Название | Неизвестный Толстой. Тайная жизнь гения |
---|---|
Автор произведения | Владимир Жданов |
Жанр | Биографии и Мемуары |
Серия | Гении и злодеи |
Издательство | Биографии и Мемуары |
Год выпуска | 1928 |
isbn | 978-5-699-46072-4 |
«А я-то тебя как люблю! Голубчик милый, – пишет Лев Николаевич. – Всю дорогу ехал до Черни и думал: нет, непременно произойдет какая-нибудь путаница с письмами, и я не получу в Черни. Приезжаю, и бывший приказчик Томаса – какое милое лицо у этого приказчика – говорит: а вы не изволили получить письма? А я так проголодался, занялся супом, что еще не спросил. Какое письмо милое, и ты милая!.. В этот раз я чувствую, как ты мне много еще ближе стала».
Осенью 1864 года Л. Н. Толстой сломал на охоте руку. Ее плохо вправили, и рука неправильно срослась. Ему пришлось ехать в Москву, жена осталась с детьми в Ясной. Переписывались они почти каждый день. Приведем из этих писем еще несколько цитат.
Софья Андреевна пишет Льву Николаевичу на другой день после его отъезда: «Вчерашний вечер, и наше с тобой прощанье, – твой отъезд, все это мне представляется теперь как сон, такая я сама-то была сонная, и в неестественном, напряженном состоянии. А как нам хорошо было последнее время, так счастливо, так дружно! Надо же было такое горе: грустно без тебя ужасно, и все приходит в голову: его нет, так к чему все это? Зачем надо все так же обедать, зачем так же печи топятся, и все суетятся, и такое же солнце яркое, и та же тетенька и Зефироты[93] и все».
В Москве Льву Николаевичу сделали операцию вновь вправленной руки, после чего он не мог писать и диктовал письма свояченице.
В одном из них: «Соня, милая моя, совсем я без тебя расстроился, ни спокойствия, ни решительности, ни деятельности – никаких, а все оттого, что без тебя я теряю equilibre[94], все равно, как все время на одной ноге стоишь».
Едва рука поджила, как он старается лично приписать несколько нежных слов:
«Прощай, моя милая, душечка, голубчик. Не могу диктовать всего. Я тебя так сильно всеми Любовями люблю все это время. Милый мой друг. И чем больше люблю, тем больше боюсь».
Она отвечает: «Вот счастье-то было читать твои каракульки, написанные больной рукой. Всеми Любовями… Я то уж не знаю, какими я тебя Любовями люблю, да всегда воздерживаюсь говорить о них, потому что ты когда-то сказал: «Зачем говорить; об этом не говорят».

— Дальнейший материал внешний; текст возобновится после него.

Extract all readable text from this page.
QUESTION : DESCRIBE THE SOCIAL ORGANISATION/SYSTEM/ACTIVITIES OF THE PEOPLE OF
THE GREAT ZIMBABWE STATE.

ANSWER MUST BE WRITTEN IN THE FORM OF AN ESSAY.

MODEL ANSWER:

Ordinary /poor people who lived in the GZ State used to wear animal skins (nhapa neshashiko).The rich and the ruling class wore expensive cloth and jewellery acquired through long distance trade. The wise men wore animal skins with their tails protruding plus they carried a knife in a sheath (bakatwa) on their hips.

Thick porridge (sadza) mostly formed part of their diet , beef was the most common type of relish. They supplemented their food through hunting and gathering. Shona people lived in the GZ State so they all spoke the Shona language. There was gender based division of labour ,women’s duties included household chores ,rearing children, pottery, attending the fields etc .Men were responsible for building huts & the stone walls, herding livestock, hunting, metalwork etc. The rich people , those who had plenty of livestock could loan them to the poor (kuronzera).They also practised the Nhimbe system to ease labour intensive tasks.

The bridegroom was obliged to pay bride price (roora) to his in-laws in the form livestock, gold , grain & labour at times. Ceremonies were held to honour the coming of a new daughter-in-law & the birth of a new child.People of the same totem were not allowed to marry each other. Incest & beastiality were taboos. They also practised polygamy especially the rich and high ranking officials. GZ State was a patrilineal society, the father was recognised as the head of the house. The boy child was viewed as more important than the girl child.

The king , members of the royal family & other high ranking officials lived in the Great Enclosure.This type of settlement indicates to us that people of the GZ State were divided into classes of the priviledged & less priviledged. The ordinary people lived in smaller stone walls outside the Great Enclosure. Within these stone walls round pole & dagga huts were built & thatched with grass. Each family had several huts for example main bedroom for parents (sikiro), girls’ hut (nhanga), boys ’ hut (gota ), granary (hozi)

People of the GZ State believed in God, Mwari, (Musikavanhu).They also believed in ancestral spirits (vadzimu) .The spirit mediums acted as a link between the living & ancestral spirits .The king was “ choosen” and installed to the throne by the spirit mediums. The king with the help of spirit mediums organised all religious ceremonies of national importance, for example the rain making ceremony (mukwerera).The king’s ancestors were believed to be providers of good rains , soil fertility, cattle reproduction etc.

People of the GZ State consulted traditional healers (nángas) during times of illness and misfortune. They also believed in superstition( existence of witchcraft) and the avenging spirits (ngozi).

Из другого письма Софьи Андреевны: «Хоть мне и весело писать тебе, милый мой Левочка, а все-таки я желала бы, чтоб этого уж не нужно было. Тянешь, тянешь день за день, и все делаешься нетерпеливее, и все больше и больше хочется тебя видеть, милый мой друг… Всякий раз, как подумаю о том, что, может быть, ты скоро приедешь, со мной делается радостное содрогание, а жизнь впереди представляется такой счастливой, радостной.
Нынче у меня руки отнимаются писать с гори, что нет от тебя письма. Верно, что-нибудь на почте не так, я уверена, что ты пишешь всякий день. То приходит мне в голову, что это письмо я пишу напрасно, а что ты теперь с болью в руке, в тяжелой шубе едешь домой. Если б ты видел, как Сережа мил. Ползает по полу, дует на бумажку и ползает
93
«Так называл Л. Н-ч своих племянниц Варю и Лизу, дочерей М. Н. Толстой, по следующему поводу: в Ясную Поляну изредка приезжала монахиня тульского монастыря, Марья Герасимовна, крестная мать Марии Николаевны (сестра Л. Н-ча). Раз, приехавши из Тулы, она рассказала, что в газетах напечатано, что прилетели огромные – не то птицы, не то драконы, зовут их Зефироты. Сначала Л. Н. говорил про меня (С. А-ну) и сестру Таню: «Жили, жили с тетенькой покойно и прилетели к нам эти Зефироты». Потом он перенес это название и на племянниц. (Комментарий С. А. Толстой к «Письмам Л. Н. Толстого к жене», с. 11.)